Pandemic weddings become 'super-spreader' sites

Pandemic weddings become ‘super-spreader’ sites

Weddings are meant to be a happy occasion, where couples can celebrate their love for one another with their closest friends and family. Testing positive for COVID-19 afterwards, however, puts a big damper on the day. As the COVID-19 pandemic escalates across the world, more and more cases of wedding ‘super spreaders’ are being reported.

In South Africa, public gatherings of over 50 are currently banned which means that weddings as we know them cannot currently go ahead.
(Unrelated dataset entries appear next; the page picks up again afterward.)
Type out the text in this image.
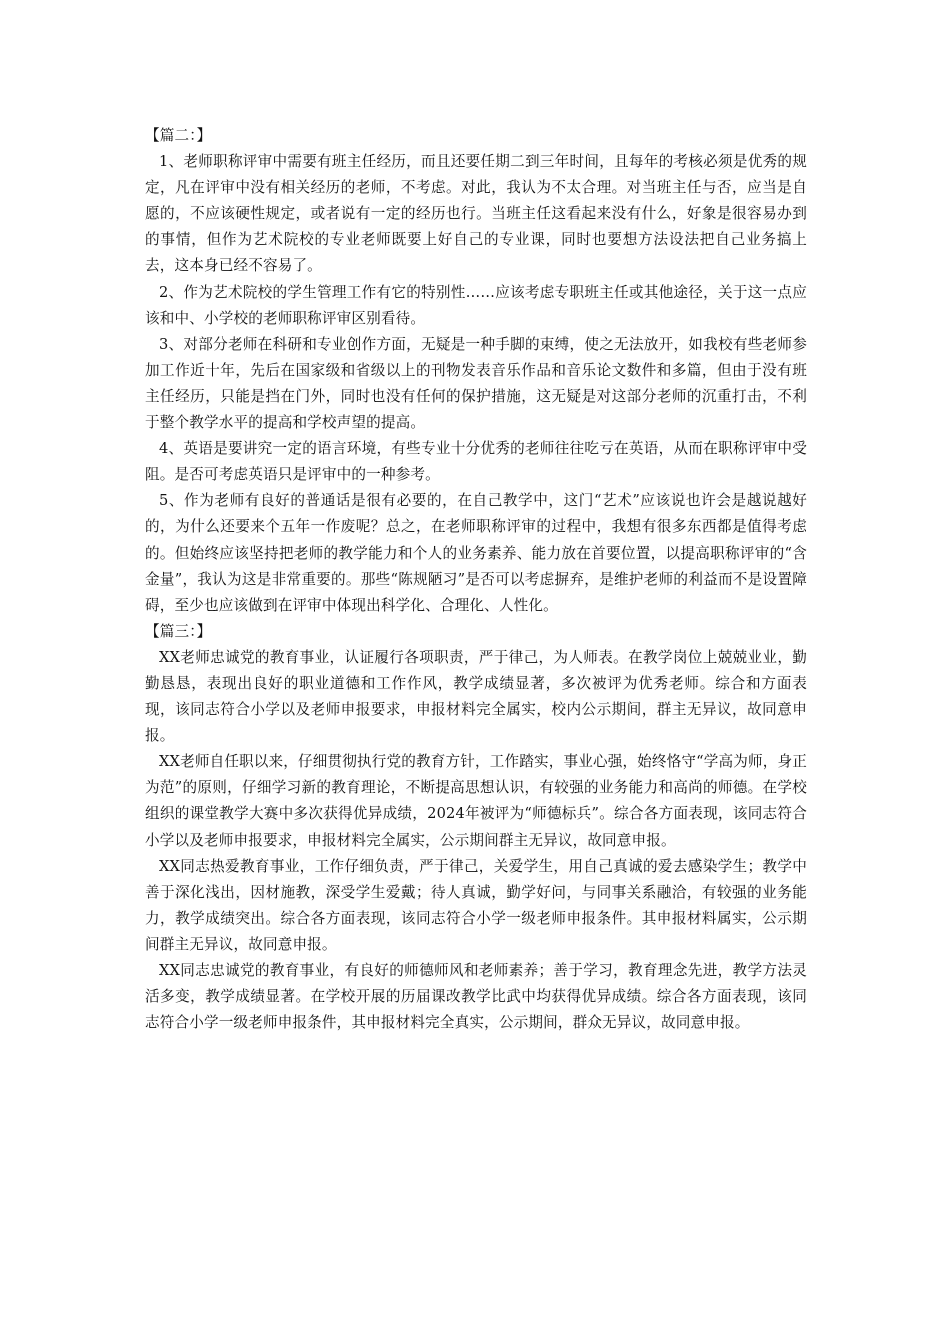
【篇二：】

1、老师职称评审中需要有班主任经历，而且还要任期二到三年时间，且每年的考核必须是优秀的规定，凡在评审中没有相关经历的老师，不考虑。对此，我认为不太合理。对当班主任与否，应当是自愿的，不应该硬性规定，或者说有一定的经历也行。当班主任这看起来没有什么，好象是很容易办到的事情，但作为艺术院校的专业老师既要上好自己的专业课，同时也要想方法设法把自己业务搞上去，这本身已经不容易了。

2、作为艺术院校的学生管理工作有它的特别性……应该考虑专职班主任或其他途径，关于这一点应该和中、小学校的老师职称评审区别看待。

3、对部分老师在科研和专业创作方面，无疑是一种手脚的束缚，使之无法放开，如我校有些老师参加工作近十年，先后在国家级和省级以上的刊物发表音乐作品和音乐论文数件和多篇，但由于没有班主任经历，只能是挡在门外，同时也没有任何的保护措施，这无疑是对这部分老师的沉重打击，不利于整个教学水平的提高和学校声望的提高。

4、英语是要讲究一定的语言环境，有些专业十分优秀的老师往往吃亏在英语，从而在职称评审中受阻。是否可考虑英语只是评审中的一种参考。

5、作为老师有良好的普通话是很有必要的，在自己教学中，这门“艺术”应该说也许会是越说越好的，为什么还要来个五年一作废呢？总之，在老师职称评审的过程中，我想有很多东西都是值得考虑的。但始终应该坚持把老师的教学能力和个人的业务素养、能力放在首要位置，以提高职称评审的“含金量”，我认为这是非常重要的。那些“陈规陋习”是否可以考虑摒弃，是维护老师的利益而不是设置障碍，至少也应该做到在评审中体现出科学化、合理化、人性化。

【篇三：】

XX老师忠诚党的教育事业，认证履行各项职责，严于律己，为人师表。在教学岗位上兢兢业业，勤勤恳恳，表现出良好的职业道德和工作作风，教学成绩显著，多次被评为优秀老师。综合和方面表现，该同志符合小学以及老师申报要求，申报材料完全属实，校内公示期间，群主无异议，故同意申报。

XX老师自任职以来，仔细贯彻执行党的教育方针，工作踏实，事业心强，始终恪守“学高为师，身正为范”的原则，仔细学习新的教育理论，不断提高思想认识，有较强的业务能力和高尚的师德。在学校组织的课堂教学大赛中多次获得优异成绩，2024年被评为“师德标兵”。综合各方面表现，该同志符合小学以及老师申报要求，申报材料完全属实，公示期间群主无异议，故同意申报。

XX同志热爱教育事业，工作仔细负责，严于律己，关爱学生，用自己真诚的爱去感染学生；教学中善于深化浅出，因材施教，深受学生爱戴；待人真诚，勤学好问，与同事关系融洽，有较强的业务能力，教学成绩突出。综合各方面表现，该同志符合小学一级老师申报条件。其申报材料属实，公示期间群主无异议，故同意申报。

XX同志忠诚党的教育事业，有良好的师德师风和老师素养；善于学习，教育理念先进，教学方法灵活多变，教学成绩显著。在学校开展的历届课改教学比武中均获得优异成绩。综合各方面表现，该同志符合小学一级老师申报条件，其申报材料完全真实，公示期间，群众无异议，故同意申报。
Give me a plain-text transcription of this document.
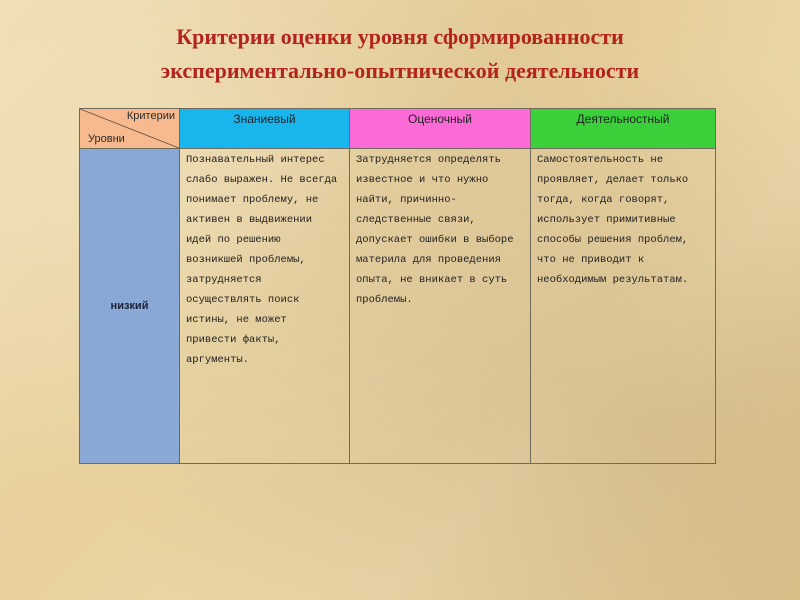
Критерии оценки уровня сформированности
экспериментально-опытнической деятельности
Критерии
Уровни	Знаниевый	Оценочный	Деятельностный
низкий	Познавательный интерес слабо выражен. Не всегда понимает проблему, не активен в выдвижении идей по решению возникшей проблемы, затрудняется осуществлять поиск истины, не может привести факты, аргументы.	Затрудняется определять известное и что нужно найти, причинно-следственные связи, допускает ошибки в выборе материла для проведения опыта, не вникает в суть проблемы.	Самостоятельность не проявляет, делает только тогда, когда говорят, использует примитивные способы решения проблем, что не приводит к необходимым результатам.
Countries across the world have instilled similar regulations on public gatherings. However, many members of the public have broken these rules and continue to host large events. This has lead to these parties being called ‘super-spreaders’, as one COVID-19 positive person can spread the disease to several others.

The reality:

In July, 25 guests who attended a wedding in KwaZulu-Natal tested positive for COVID-19. A couple in San Francisco tried to sneakily have a wedding ceremony in the city’s iconic Saints Peter and Paul Church in August. Dozens of their loved ones, including friends and family, were present at the event and several of them were infected with COVID-19.

A wedding which took place in the Patna District of Bihar, a state in India, effectively started a COVID-19 chain as 113 people tested positive and the groom passed away. It has been reported that this was the largest chain of infection in the state thus far.

Breaking the rules:

In America, weddings are allowed but each state has differing rules on how they may continue. For many in the wedding industry, this has become a great concern as guests don’t follow health and safety regulations.

“Weddings are so different from going into a store or sitting in a restaurant for 45 minutes,” an anonymous wedding planner told the New York Times. “These receptions last for three, four hours, and everyone is in an indoor space, breathing the air. They aren’t wearing masks and they are dancing. And when they start drinking, it’s like there is no pandemic.”

“I am scared there is going to be an outbreak at one of my weddings and someone is going to die.”

While vendors can control the behaviour of their employees, it’s hard to tell a guest what to do. Sanitising stations can be set up, socially distanced seating arranged and a mask-wearing policy encouraged but in reality, it’s up to guests to follow those rules.

Vendors thus put themselves at risk to fulfill their contractual obligations, but cannot easily rely on strict safety protocols other businesses have enforced.

The way forward:

The South African wedding industry is desperate to get back to work after months of inactivity amid the pandemic. Before this happens, government will have to outline strict regulations to prevent further spread of the virus.

As with sit-down restaurants, wedding guests should be required to wear a mask at all time except for eating and drinking. It is likely that government will also require guests to fill in health questionnaires, and be subjected to temperature testing. This responsibility will fall on wedding vendors.

The issue is enforcing social distancing on such a special day where people will naturally want to hug one another and celebrate.

Once weddings do continue, they will be nothing like before. We will all have to adjust our behaviours to celebrate responsibly, and help protect the health of others.